The modern car is a wonderful thing. It can open when you’re near, it can answer trivia questions, ventilate and massage your backside, and it can even turn on the lights inside your home if you ask nicely. Under the hoods are tiny engines and turbos with big block-beating horsepower while brakes rotors are pizza-sized and wheels and tires on family crossovers offer more size and grip than supercars of two decades gone. It’s why sliding into something simpler can be such a delight.
The last vehicle to remind me of this treat was a Nissan Versa, one of the now just a handful of entry-level new cars on sale in this country. It’s not exactly basic, it still has a backup camera, lane-alerts, power windows, cruise control, and automatic emergency braking, all of which are either mandatory or might as well be in 2021, but looking at the vehicles sitting alongside it at the Nissan/Infiniti showroom, it’s practically spartan.
Cloth seats, no drive modes, reasonably sized wheels (on most trims, this one had 17-inch which I’ll hold only slightly against it), even drum brakes on the rear that’ll last longer and need less maintenance. Apple CarPlay and Android Auto, but no Alexa, no calling to a disembodied voice at corporate, and not a single thing beeped at me my entire time with it.
I know this makes me sound like a technophobe, but I’m not. I love technology, I’ve spent my life near the bleeding edge of the internet, smartphones, and it’s been four years since my first ride in an autonomous car. What I’ve been missing, without even realising it, was the experience of driving.
Cars and trucks from the 1990s have been skyrocketing in price in the last year, and apart from those who grew up with them finally having the money to buy their childhood memories, I think there’s another reason.
A car without all of the excess is more enjoyable to drive, but it’s also just more enjoyable to be in. This Versa, for example, weighs less than 1,200 kg despite having more safety tech than a whole fleet of 1980s Volvos. Being half the weight of a midsize crossover pays off in a small vehicle and to see how just look at the windows. Far too many new sedans and crossovers have a window line at your shoulder with pillars that could block your view of a Ford Excursion – or at least an Expedition – they need them because they’re so heavy they otherwise can’t handle their own weight in a crash. The pillars in this Versa, or a Chevrolet Spark or Mitsubishi Mirage are toothpicks in contrast. With greenhouse levels of glass that let you see everything around you, things like cyclists and pedestrians.

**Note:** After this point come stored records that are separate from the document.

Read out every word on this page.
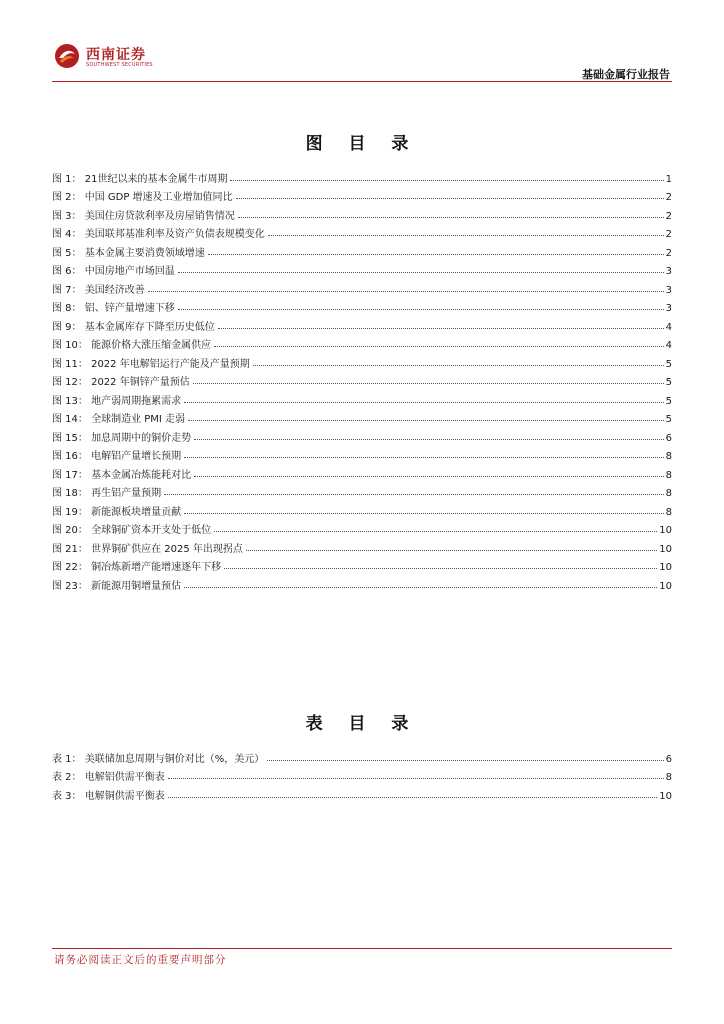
西南证券
SOUTHWEST SECURITIES
基础金属行业报告
图 目 录
图 1： 21世纪以来的基本金属牛市周期	1
图 2： 中国 GDP 增速及工业增加值同比	2
图 3： 美国住房贷款利率及房屋销售情况	2
图 4： 美国联邦基准利率及资产负债表规模变化	2
图 5： 基本金属主要消费领域增速	2
图 6： 中国房地产市场回温	3
图 7： 美国经济改善	3
图 8： 铝、锌产量增速下移	3
图 9： 基本金属库存下降至历史低位	4
图 10： 能源价格大涨压缩金属供应	4
图 11： 2022 年电解铝运行产能及产量预期	5
图 12： 2022 年铜锌产量预估	5
图 13： 地产弱周期拖累需求	5
图 14： 全球制造业 PMI 走弱	5
图 15： 加息周期中的铜价走势	6
图 16： 电解铝产量增长预期	8
图 17： 基本金属冶炼能耗对比	8
图 18： 再生铝产量预期	8
图 19： 新能源板块增量贡献	8
图 20： 全球铜矿资本开支处于低位	10
图 21： 世界铜矿供应在 2025 年出现拐点	10
图 22： 铜冶炼新增产能增速逐年下移	10
图 23： 新能源用铜增量预估	10
表 目 录
表 1： 美联储加息周期与铜价对比（%，美元）	6
表 2： 电解铝供需平衡表	8
表 3： 电解铜供需平衡表	10
请务必阅读正文后的重要声明部分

This lightness extends to the steering, making the car nimbler. Not razor-sharp like a track day Porsche, instead it becomes almost telepathic but with smoothness. Anticipating your intentions and, to borrow a slogan, just doing it. Perfect for city traffic and zipping around other cars.
Even bumps are better handled in a simple vehicle. Less mass to stop moving up and down means softer springs can do the same work. Softer springs lead directly to a more comfortable ride, without reverting to wallowing like a Cadillac of the 1960s, a fault found to varying degrees in every single mainstream crossover. Can heavier new vehicles do the same with their fancy magnetic and air suspensions? Almost, but that’s why they cost four (or more) times the price of a simple car. You’ll always feel that weight, though, and just wait for one to need replacement.
Fewer in-cabin buttons, not achieved by packing every function into a layer of the touchscreen system, leads to more time with your eyes on the road and then to less stress and more safety. Even if there are fewer switches to show off to your friends.
Even small naturally aspirated engines are a joy. Four small pistons doing their best to spin light connecting rods and a light crankshaft with 16 little valves opening and closing. It might not scream to its redline like a cinematic knight charging into battle, but the effortless joy of a Labrador retriever puppy is much more enjoyable in a daily drive.
It’s hard not to feel more in touch with the simple car as well as everything happening around you. Not in a hectic fashion, as though you were falling down a hill on a mountain bike, rather that you are experiencing it like you’re on a pleasant stroll down a forest path. Contrast that to other new vehicles where you’re looking at pictures of the world on a screen as you pass through it.
This isn’t fawning over one particular model, rather a look back at an entire class of models that is disappearing ever more quickly. Farewell to the small and simple car and the delight of driving you as a first car, a last car, or one destined to spend its life parked at a train station or airport. Should the last manufacturers abandon you, you will be missed.